Specialist in ethical funds management awarded BOSS 'Emerging Leaders' MBA Scholarship
18 November 2013
Omar Khan, a 34-year-old finance industry executive specialising in ethical funds management, has been awarded a coveted 'Emerging Leaders' MBA Scholarship by the Australian Financial Review BOSS Magazine and the University of Sydney Business School.
The 'Emerging Leaders' Scholarship will make it possible for Mr Khan to join Australia's brightest young business leaders taking part in the Business School's industry oriented Master of Business Administration (MBA) program launched earlier this year.
"Mr Khan now has a life changing opportunity to share his journey with other emerging leaders from a diverse range of backgrounds in what is an enriching, dynamic and rewarding learning environment," said the Business School's Co-Dean Professor Tyrone Carlin.
"Mr Khan will gain an understanding of and an appreciation of other businesses, other concerns, priorities and leadership styles," Professor Carlin said.
Mr Khan, who came alone to Australia at the age of 12 from the troubled Indian state of Kashmir, has worked in the finance and investment sectors since studying Commerce and Law at Deakin University and the University of Melbourne.
He is now the Director, Strategy and Development, with Crescent Wealth, the nation's first investment firm to operate in line with Islamic business principles.

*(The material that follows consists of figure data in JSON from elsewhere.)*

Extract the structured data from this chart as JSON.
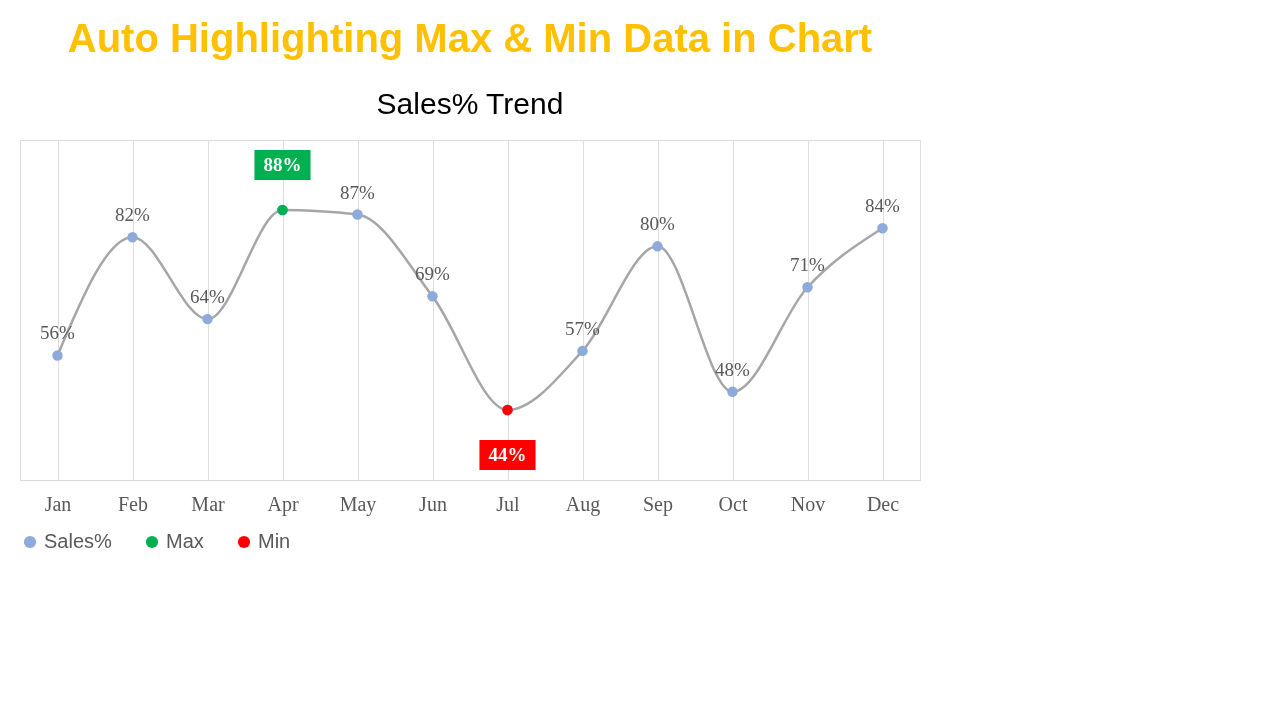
{
  "chart_data": {
    "type": "line",
    "title": "Auto Highlighting Max & Min Data in Chart",
    "subtitle": "Sales% Trend",
    "categories": [
      "Jan",
      "Feb",
      "Mar",
      "Apr",
      "May",
      "Jun",
      "Jul",
      "Aug",
      "Sep",
      "Oct",
      "Nov",
      "Dec"
    ],
    "series": [
      {
        "name": "Sales%",
        "color": "#8eaadb",
        "values": [
          56,
          82,
          64,
          88,
          87,
          69,
          44,
          57,
          80,
          48,
          71,
          84
        ],
        "value_labels": [
          "56%",
          "82%",
          "64%",
          null,
          "87%",
          "69%",
          null,
          "57%",
          "80%",
          "48%",
          "71%",
          "84%"
        ]
      },
      {
        "name": "Max",
        "type": "scatter",
        "color": "#00b050",
        "values": [
          null,
          null,
          null,
          88,
          null,
          null,
          null,
          null,
          null,
          null,
          null,
          null
        ],
        "value_labels": [
          null,
          null,
          null,
          "88%",
          null,
          null,
          null,
          null,
          null,
          null,
          null,
          null
        ]
      },
      {
        "name": "Min",
        "type": "scatter",
        "color": "#ff0000",
        "values": [
          null,
          null,
          null,
          null,
          null,
          null,
          44,
          null,
          null,
          null,
          null,
          null
        ],
        "value_labels": [
          null,
          null,
          null,
          null,
          null,
          null,
          "44%",
          null,
          null,
          null,
          null,
          null
        ]
      }
    ],
    "marker": "circle",
    "line_style": "solid",
    "grid": true,
    "legend": "bottom",
    "tick_labels": "x"
  }
}
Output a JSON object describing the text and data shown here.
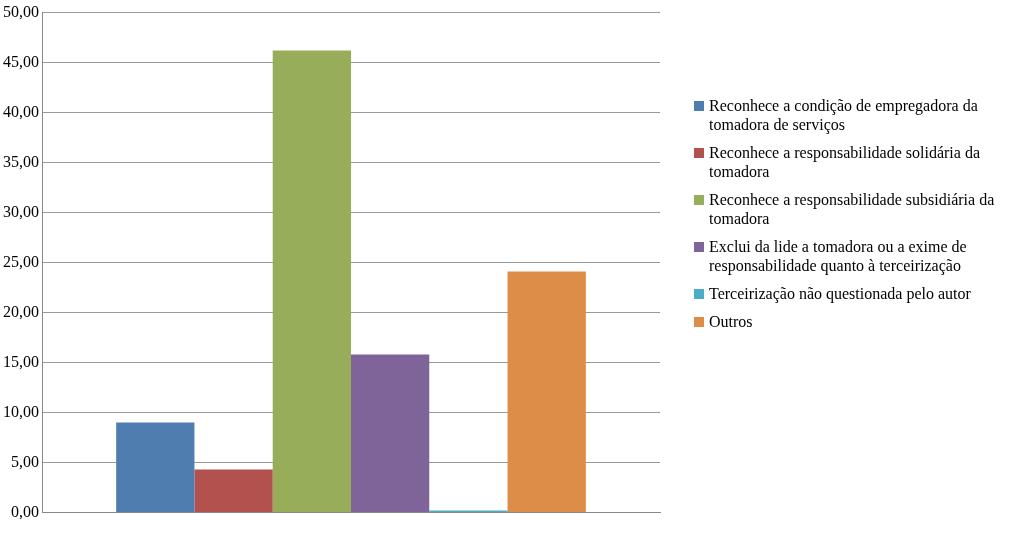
{
  "chart_data": {
    "type": "bar",
    "categories": [
      null
    ],
    "series": [
      {
        "name": "Reconhece a condição de empregadora da tomadora de serviços",
        "color": "#4f7db0",
        "values": [
          9.0
        ]
      },
      {
        "name": "Reconhece a responsabilidade solidária da tomadora",
        "color": "#b3514e",
        "values": [
          4.3
        ]
      },
      {
        "name": "Reconhece a responsabilidade subsidiária da tomadora",
        "color": "#97ad59",
        "values": [
          46.2
        ]
      },
      {
        "name": "Exclui da lide a tomadora ou a exime de responsabilidade quanto à terceirização",
        "color": "#7f6499",
        "values": [
          15.8
        ]
      },
      {
        "name": "Terceirização não questionada pelo autor",
        "color": "#4aacc6",
        "values": [
          0.2
        ]
      },
      {
        "name": "Outros",
        "color": "#dd8d47",
        "values": [
          24.1
        ]
      }
    ],
    "ylim": [
      0,
      50
    ],
    "yticks": [
      {
        "value": 0,
        "label": "0,00"
      },
      {
        "value": 5,
        "label": "5,00"
      },
      {
        "value": 10,
        "label": "10,00"
      },
      {
        "value": 15,
        "label": "15,00"
      },
      {
        "value": 20,
        "label": "20,00"
      },
      {
        "value": 25,
        "label": "25,00"
      },
      {
        "value": 30,
        "label": "30,00"
      },
      {
        "value": 35,
        "label": "35,00"
      },
      {
        "value": 40,
        "label": "40,00"
      },
      {
        "value": 45,
        "label": "45,00"
      },
      {
        "value": 50,
        "label": "50,00"
      }
    ],
    "grid": "y",
    "legend": "right"
  }
}
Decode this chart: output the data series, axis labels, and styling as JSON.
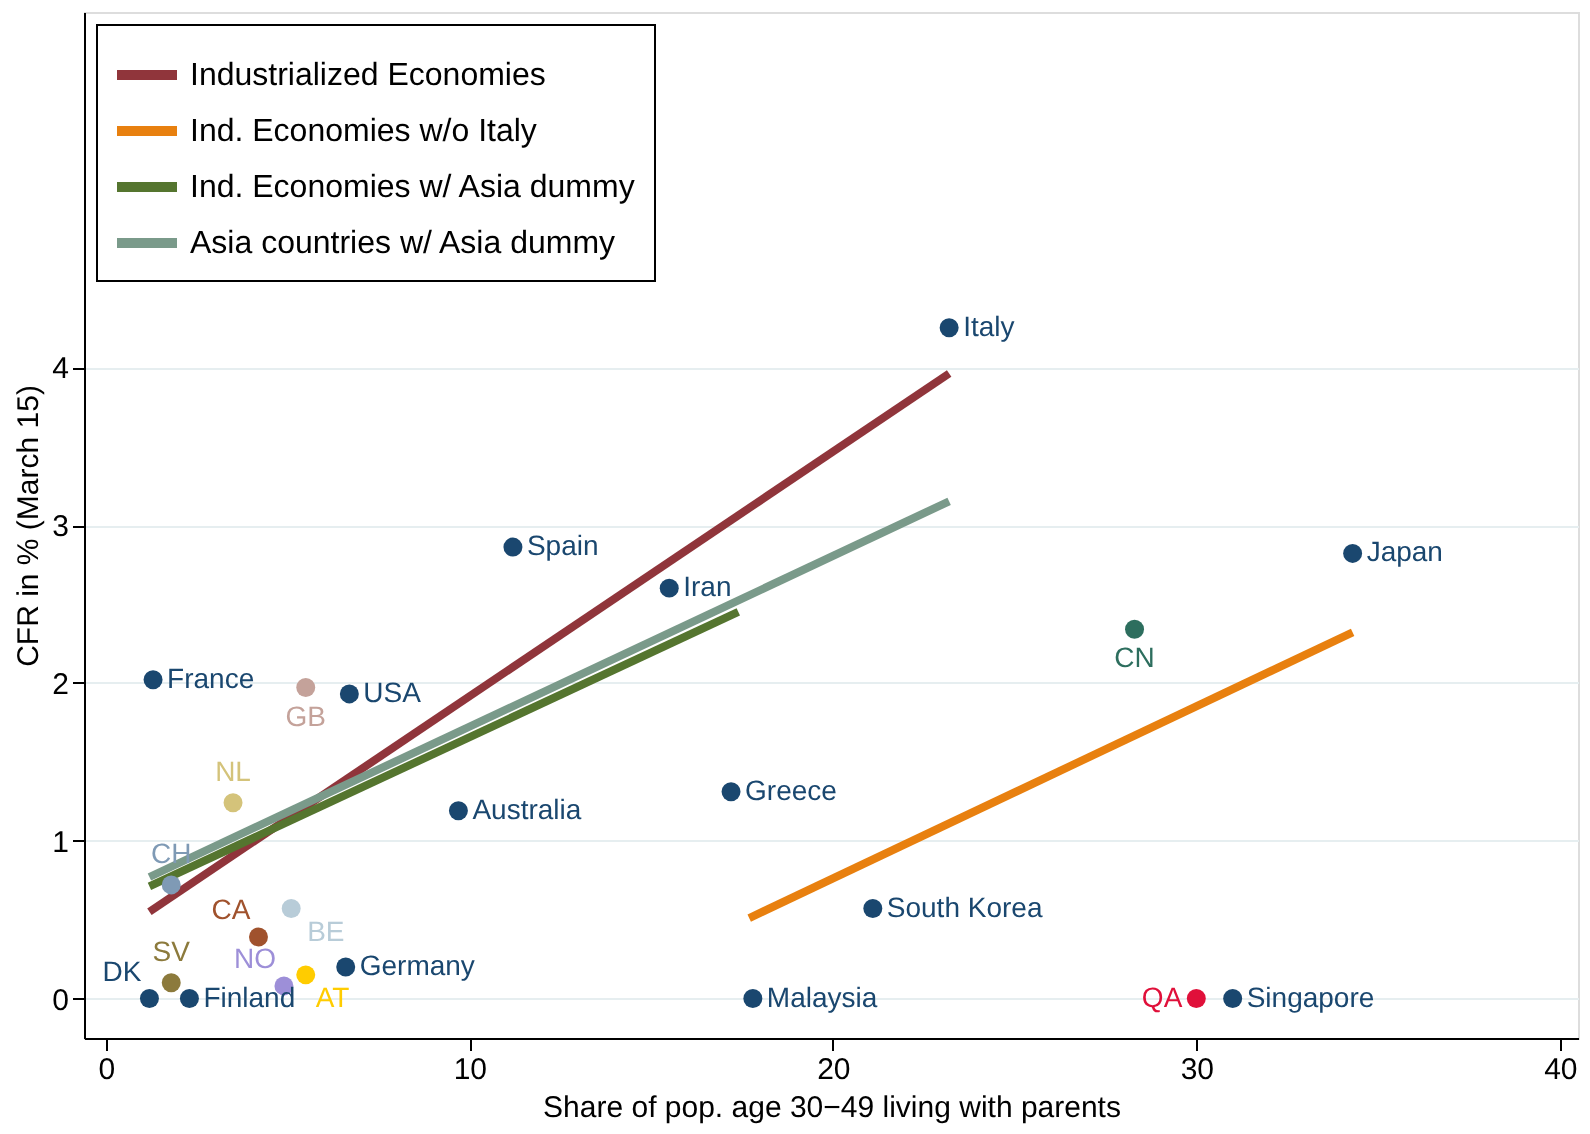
{
  "chart_data": {
    "type": "scatter",
    "xlabel": "Share of pop. age 30−49 living with parents",
    "ylabel": "CFR in % (March 15)",
    "xlim": [
      -0.6,
      40.5
    ],
    "ylim": [
      -0.25,
      6.25
    ],
    "xticks": [
      0,
      10,
      20,
      30,
      40
    ],
    "yticks": [
      0,
      1,
      2,
      3,
      4
    ],
    "grid": "y",
    "legend": "top left",
    "series": [
      {
        "marker": "circle",
        "x": [
          23.2,
          11.2,
          15.5,
          34.3,
          28.3,
          1.3,
          5.5,
          6.7,
          3.5,
          9.7,
          17.2,
          1.8,
          4.2,
          5.1,
          21.1,
          6.6,
          1.8,
          4.9,
          5.5,
          1.2,
          2.3,
          17.8,
          30.0,
          31.0
        ],
        "values": [
          4.25,
          2.86,
          2.6,
          2.82,
          2.34,
          2.02,
          1.97,
          1.93,
          1.24,
          1.19,
          1.31,
          0.72,
          0.39,
          0.57,
          0.57,
          0.2,
          0.1,
          0.08,
          0.15,
          0,
          0,
          0,
          0,
          0
        ],
        "colors": [
          "#1a476f",
          "#1a476f",
          "#1a476f",
          "#1a476f",
          "#2d6e5e",
          "#1a476f",
          "#c4a29a",
          "#1a476f",
          "#d4c37a",
          "#1a476f",
          "#1a476f",
          "#7f9ab5",
          "#a0522d",
          "#b8ccd8",
          "#1a476f",
          "#1a476f",
          "#8c7a3c",
          "#9d8fd8",
          "#ffcc00",
          "#1a476f",
          "#1a476f",
          "#1a476f",
          "#e0103a",
          "#1a476f"
        ]
      },
      {
        "type": "line",
        "name": "Industrialized Economies",
        "color": "#90353b",
        "x": [
          1.2,
          23.2
        ],
        "values": [
          0.55,
          3.96
        ]
      },
      {
        "type": "line",
        "name": "Ind. Economies w/o Italy",
        "color": "#e8800f",
        "x": [
          17.7,
          34.3
        ],
        "values": [
          0.51,
          2.32
        ]
      },
      {
        "type": "line",
        "name": "Ind. Economies w/ Asia dummy",
        "color": "#55752f",
        "x": [
          1.2,
          17.4
        ],
        "values": [
          0.71,
          2.45
        ]
      },
      {
        "type": "line",
        "name": "Asia countries w/ Asia dummy",
        "color": "#7a9a8a",
        "x": [
          1.2,
          23.2
        ],
        "values": [
          0.77,
          3.15
        ]
      }
    ],
    "annotations": [
      {
        "text": "Italy",
        "x": 23.2,
        "y": 4.25
      },
      {
        "text": "Spain",
        "x": 11.2,
        "y": 2.86
      },
      {
        "text": "Iran",
        "x": 15.5,
        "y": 2.6
      },
      {
        "text": "Japan",
        "x": 34.3,
        "y": 2.82
      },
      {
        "text": "CN",
        "x": 28.3,
        "y": 2.34
      },
      {
        "text": "France",
        "x": 1.3,
        "y": 2.02
      },
      {
        "text": "GB",
        "x": 5.5,
        "y": 1.97
      },
      {
        "text": "USA",
        "x": 6.7,
        "y": 1.93
      },
      {
        "text": "NL",
        "x": 3.5,
        "y": 1.24
      },
      {
        "text": "Australia",
        "x": 9.7,
        "y": 1.19
      },
      {
        "text": "Greece",
        "x": 17.2,
        "y": 1.31
      },
      {
        "text": "CH",
        "x": 1.8,
        "y": 0.72
      },
      {
        "text": "CA",
        "x": 4.2,
        "y": 0.39
      },
      {
        "text": "BE",
        "x": 5.1,
        "y": 0.57
      },
      {
        "text": "South Korea",
        "x": 21.1,
        "y": 0.57
      },
      {
        "text": "Germany",
        "x": 6.6,
        "y": 0.2
      },
      {
        "text": "SV",
        "x": 1.8,
        "y": 0.1
      },
      {
        "text": "NO",
        "x": 4.9,
        "y": 0.08
      },
      {
        "text": "AT",
        "x": 5.5,
        "y": 0.15
      },
      {
        "text": "DK",
        "x": 1.2,
        "y": 0
      },
      {
        "text": "Finland",
        "x": 2.3,
        "y": 0
      },
      {
        "text": "Malaysia",
        "x": 17.8,
        "y": 0
      },
      {
        "text": "QA",
        "x": 30.0,
        "y": 0
      },
      {
        "text": "Singapore",
        "x": 31.0,
        "y": 0
      }
    ]
  }
}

Mr Khan is also the Executive Director of Yo Yo Button, a mobile technology start-up.
He was chosen for the Scholarship from a large pool of applicants following a rigorous process including an assessment of individual leadership strengths and weaknesses using a method developed by one of the Business School's industry partners, the global leadership and talent consulting firm, Korn/Ferry International.
Commenting on the AFR's support for the 'Emerging Leaders' Scholarship, BOSS Editor Joanne Gray, said it was a valuable way for the publishing group and her magazine, "to tap into a dynamic new pool of leadership talent and build a connected community of future leaders".
"The new global business environment is becoming more dependent on networks than on hierarchies and Australia needs to develop leaders who are skilled at networking and collaboration in order to take advantage of the shift," Ms Gray said.
"Today's emerging leaders need to be agile and much more focused on developing their capacity to motivate, coach and mentor," she added.
Co-Dean, Professor David Grant described the 'Emerging Leaders' Scholarship as an "exciting initiative which recognises the recipient as a talented member of the next generation of senior leaders and provides them with a unique opportunity to develop their leadership practice".
"Leadership sits at the very heart of our MBA program and is absolutely integral to our mission to improve Australia's business leadership and our strategy for doing so," Professor Grant said.
"We have designed the MBA as a leadership program which seeks to develop practical leadership skills," said the Business School's Associate Dean Management Education, Professor Richard Hall. "The program also emphasises the development of personal and interpersonal skills as well as key technical skill sets."
"Our MBA is based on learning by doing and working on real business problems and challenges," he added.
The 2013 recipient of the AFR BOSS MBA Scholarship was Anita Mitchell, who is working for Lend Lease on the massive Barangaroo development in Sydney's Darling Harbour as General Manager, Sustainability, Barangaroo South.
"Like Anita, Omar now has an opportunity to accelerate down his career path through industry oriented MBA units combined with practical business experience," Professor Hall said.
"The University of Sydney Business School very much appreciates the support given by the AFR and BOSS Magazine to its world class MBA program and Australia's future business leaders," he concluded.